Guerre en RDC : la presse menacée ?

Article : Guerre en RDC : la presse menacée ?
Crédit: Des militaires FARDC en patrouille à Aveba. Crédit : MONUSCO Photos, via Flickr
18 juin 2024

Guerre en RDC : la presse menacée ?

Les combats qui se déroulent dans l’est de la République démocratique du Congo mettent la liberté de la presse à rude épreuve. Les journalistes sont confrontés à l’obligation de renforcer la propagande anti-rébellion, sous peine de sanctions sévères de la part des autorités.

Être reporter en temps de guerre n’a jamais été simple.
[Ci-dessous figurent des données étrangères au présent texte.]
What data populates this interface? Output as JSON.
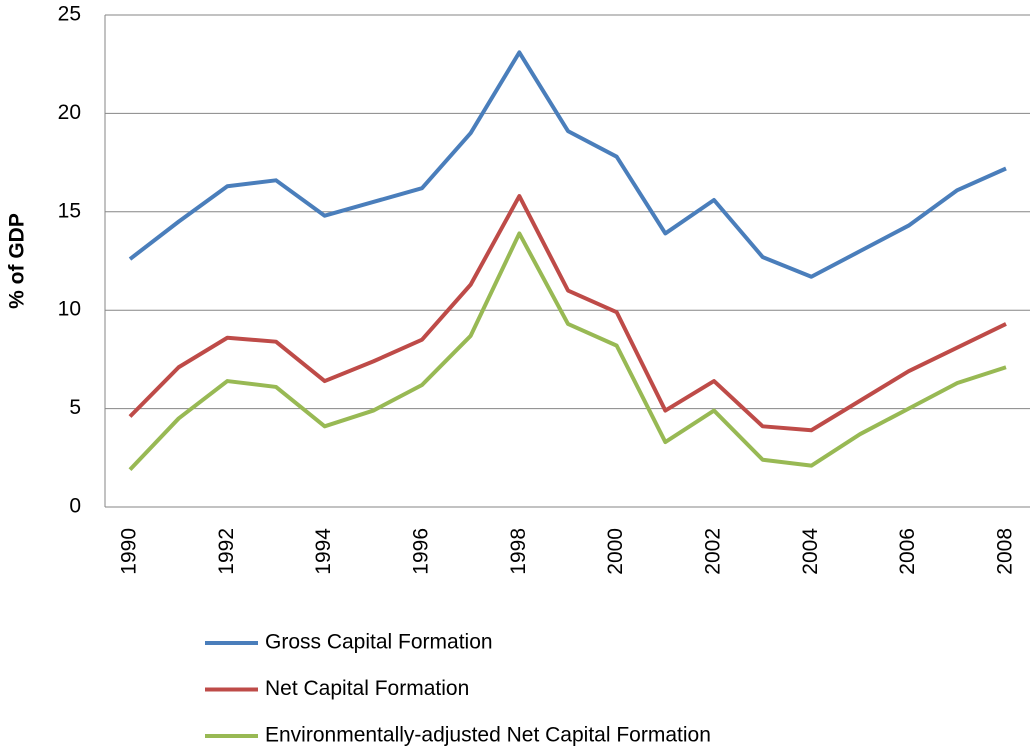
{
  "chart_data": {
    "type": "line",
    "y_label": "% of GDP",
    "categories": [
      "1990",
      null,
      "1992",
      null,
      "1994",
      null,
      "1996",
      null,
      "1998",
      null,
      "2000",
      null,
      "2002",
      null,
      "2004",
      null,
      "2006",
      null,
      "2008"
    ],
    "series": [
      {
        "name": "Gross Capital Formation",
        "color": "#4a7ebb",
        "values": [
          12.6,
          14.5,
          16.3,
          16.6,
          14.8,
          15.5,
          16.2,
          19.0,
          23.1,
          19.1,
          17.8,
          13.9,
          15.6,
          12.7,
          11.7,
          13.0,
          14.3,
          16.1,
          17.2
        ]
      },
      {
        "name": "Net Capital Formation",
        "color": "#be4b48",
        "values": [
          4.6,
          7.1,
          8.6,
          8.4,
          6.4,
          7.4,
          8.5,
          11.3,
          15.8,
          11.0,
          9.9,
          4.9,
          6.4,
          4.1,
          3.9,
          5.4,
          6.9,
          8.1,
          9.3
        ]
      },
      {
        "name": "Environmentally-adjusted Net Capital Formation",
        "color": "#98b954",
        "values": [
          1.9,
          4.5,
          6.4,
          6.1,
          4.1,
          4.9,
          6.2,
          8.7,
          13.9,
          9.3,
          8.2,
          3.3,
          4.9,
          2.4,
          2.1,
          3.7,
          5.0,
          6.3,
          7.1
        ]
      }
    ],
    "ylim": [
      0,
      25
    ],
    "yticks": [
      0,
      5,
      10,
      15,
      20,
      25
    ],
    "grid": true
  }
}
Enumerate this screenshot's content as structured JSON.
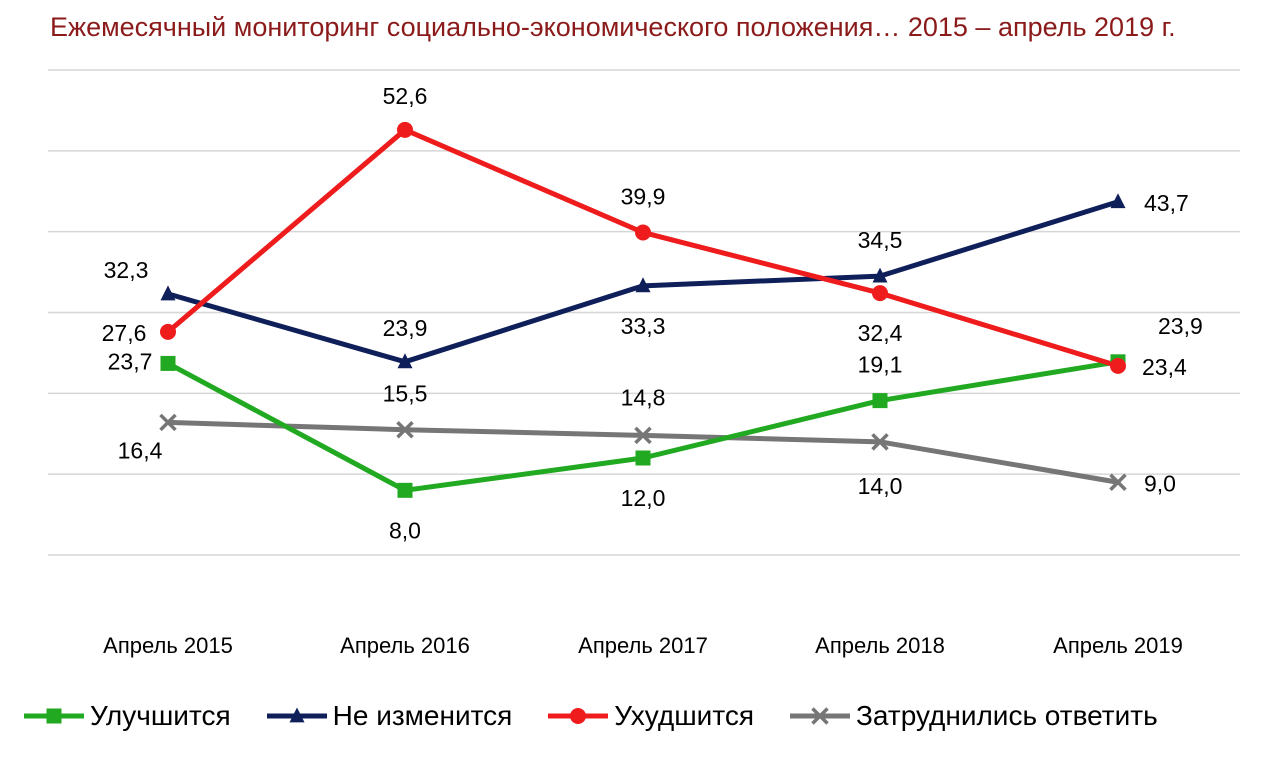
{
  "title": "Ежемесячный мониторинг социально-экономического положения… 2015 – апрель 2019 г.",
  "chart_data": {
    "type": "line",
    "categories": [
      "Апрель 2015",
      "Апрель 2016",
      "Апрель 2017",
      "Апрель 2018",
      "Апрель 2019"
    ],
    "ylim": [
      0,
      60
    ],
    "grid": true,
    "legend_position": "bottom",
    "series": [
      {
        "name": "Улучшится",
        "color": "#22a922",
        "marker": "square",
        "values": [
          23.7,
          8.0,
          12.0,
          19.1,
          23.9
        ],
        "labels": [
          "23,7",
          "8,0",
          "12,0",
          "19,1",
          "23,9"
        ]
      },
      {
        "name": "Не изменится",
        "color": "#0f1f5a",
        "marker": "triangle",
        "values": [
          32.3,
          23.9,
          33.3,
          34.5,
          43.7
        ],
        "labels": [
          "32,3",
          "23,9",
          "33,3",
          "34,5",
          "43,7"
        ]
      },
      {
        "name": "Ухудшится",
        "color": "#ee1c1c",
        "marker": "circle",
        "values": [
          27.6,
          52.6,
          39.9,
          32.4,
          23.4
        ],
        "labels": [
          "27,6",
          "52,6",
          "39,9",
          "32,4",
          "23,4"
        ]
      },
      {
        "name": "Затруднились ответить",
        "color": "#767676",
        "marker": "x",
        "values": [
          16.4,
          15.5,
          14.8,
          14.0,
          9.0
        ],
        "labels": [
          "16,4",
          "15,5",
          "14,8",
          "14,0",
          "9,0"
        ]
      }
    ]
  }
}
Il l’est encore beaucoup moins en République démocratique du Congo. Le pays fait face à une montée de crise dans sa partie est, où une rébellion hybride s’affronte avec l’armée régulière. Face à cette situation, les journalistes sont partagés entre la volonté d’informer de manière indépendante sur les faits collectés sur terrain et l’obligation de prendre parti tel que leur exigent les autorités. 

Au mois de mars dernier, le Conseil Supérieur de l’Audiovisuel et de la Communication (CSAC), sans prendre de gants, a imposé une ligne pour les journalistes en ce qui concerne la guerre dans l’est de la RDC. Il a interdit aux médias de mettre à la disposition du public des émissions interactives sur les opérations militaires, et surtout d’accorder des interviews aux rebelles dont certains ont occupé d’énormes responsabilités dans les institutions politiques du pays. Une mesure qui viole délibérément la règle des « deux sons de cloche », pilier d’un journalisme indépendant dans un contexte marqué par des tensions grandissantes. 
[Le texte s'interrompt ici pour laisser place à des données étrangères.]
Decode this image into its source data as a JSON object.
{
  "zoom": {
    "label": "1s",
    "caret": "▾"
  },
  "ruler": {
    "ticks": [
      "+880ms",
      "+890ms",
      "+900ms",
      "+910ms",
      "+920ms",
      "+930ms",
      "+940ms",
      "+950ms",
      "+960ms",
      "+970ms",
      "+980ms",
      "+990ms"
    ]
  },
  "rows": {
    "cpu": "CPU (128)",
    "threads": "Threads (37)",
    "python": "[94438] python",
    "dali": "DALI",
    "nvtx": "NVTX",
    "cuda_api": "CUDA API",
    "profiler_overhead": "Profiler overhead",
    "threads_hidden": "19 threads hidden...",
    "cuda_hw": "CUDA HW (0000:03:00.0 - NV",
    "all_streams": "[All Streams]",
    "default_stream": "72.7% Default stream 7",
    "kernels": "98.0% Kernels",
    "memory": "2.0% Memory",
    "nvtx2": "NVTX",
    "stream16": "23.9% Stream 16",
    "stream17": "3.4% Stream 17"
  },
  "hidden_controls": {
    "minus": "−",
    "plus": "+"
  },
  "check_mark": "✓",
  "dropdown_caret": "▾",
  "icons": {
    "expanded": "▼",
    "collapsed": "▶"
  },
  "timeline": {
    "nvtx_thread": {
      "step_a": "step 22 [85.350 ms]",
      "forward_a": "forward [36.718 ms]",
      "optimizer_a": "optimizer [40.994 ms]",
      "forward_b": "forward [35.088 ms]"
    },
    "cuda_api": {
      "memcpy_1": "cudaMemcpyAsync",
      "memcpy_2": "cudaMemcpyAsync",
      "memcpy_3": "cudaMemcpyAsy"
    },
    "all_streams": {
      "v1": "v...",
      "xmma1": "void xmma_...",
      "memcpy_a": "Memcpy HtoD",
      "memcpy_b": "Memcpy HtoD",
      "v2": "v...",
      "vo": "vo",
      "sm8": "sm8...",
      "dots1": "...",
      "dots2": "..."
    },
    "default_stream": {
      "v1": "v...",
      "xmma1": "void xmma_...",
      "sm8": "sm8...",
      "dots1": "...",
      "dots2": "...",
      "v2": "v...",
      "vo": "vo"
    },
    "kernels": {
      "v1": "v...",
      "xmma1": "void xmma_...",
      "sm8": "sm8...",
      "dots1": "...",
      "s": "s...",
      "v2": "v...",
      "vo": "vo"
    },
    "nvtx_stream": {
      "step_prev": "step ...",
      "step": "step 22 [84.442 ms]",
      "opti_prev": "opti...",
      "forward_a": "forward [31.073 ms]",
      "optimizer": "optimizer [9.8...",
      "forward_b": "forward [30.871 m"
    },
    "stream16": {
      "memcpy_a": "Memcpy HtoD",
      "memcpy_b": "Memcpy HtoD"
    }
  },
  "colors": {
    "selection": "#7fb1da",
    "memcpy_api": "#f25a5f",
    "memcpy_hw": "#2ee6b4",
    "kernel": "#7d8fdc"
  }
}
Manipulations, intimidations et arrestations

Quoiqu’il justifie ses mesures par le souci de privilégier une information “constructive” sur la guerre dans l’est du pays, le CSAC peine à convaincre. Cet organe, censé réguler les médias en RDC, a longtemps perdu sa crédibilité notamment auprès des associations de défense de la presse indépendante. Celles-ci sont persuadées qu’il s’agit d’un instrument de répression que l’État congolais utilise pour assujettir les médias beaucoup trop « affranchis » à son goût. 

Avec ses nouvelles mesures sur la couverture de la guerre dans l’est de la RDC, le CSAC, dont la détermination à fragiliser les efforts pour l’indépendance de la presse se profile, contribue à un climat de terreur dans le paysage médiatique congolais. Quelques rares journalistes qui tentent de braver les interdits au nom de la liberté de la presse sont accusés d’apologie à la rébellion, soit de complicité avec les forces négatives. Ils sont systématiquement intimidés, voire brutalement arrêtés et détenus par les services de renseignement congolais. Le 17 avril dernier, Maranatha Balikwisha, journaliste de terrain et témoin des affrontements entre la rébellion et l’armée régulière, avait été arrêtée et détenue pendant plus de deux semaines par les services de renseignement militaires congolais pour avoir été en contact avec les rebelles dans le cadre de son travail.

À l’instar de Maranatha Balikwisha, plusieurs autres journalistes sont persécutés pour leur travail. Certains croupissent encore dans différentes geôles en RDC pour le simple fait d’avoir osé interviewer les rebelles. Tous, ils paient les frais de leur détermination à nager à contre-courant dans un environnement qui devient de plus en plus hostile à l’indépendance de la presse surtout en période des conflits.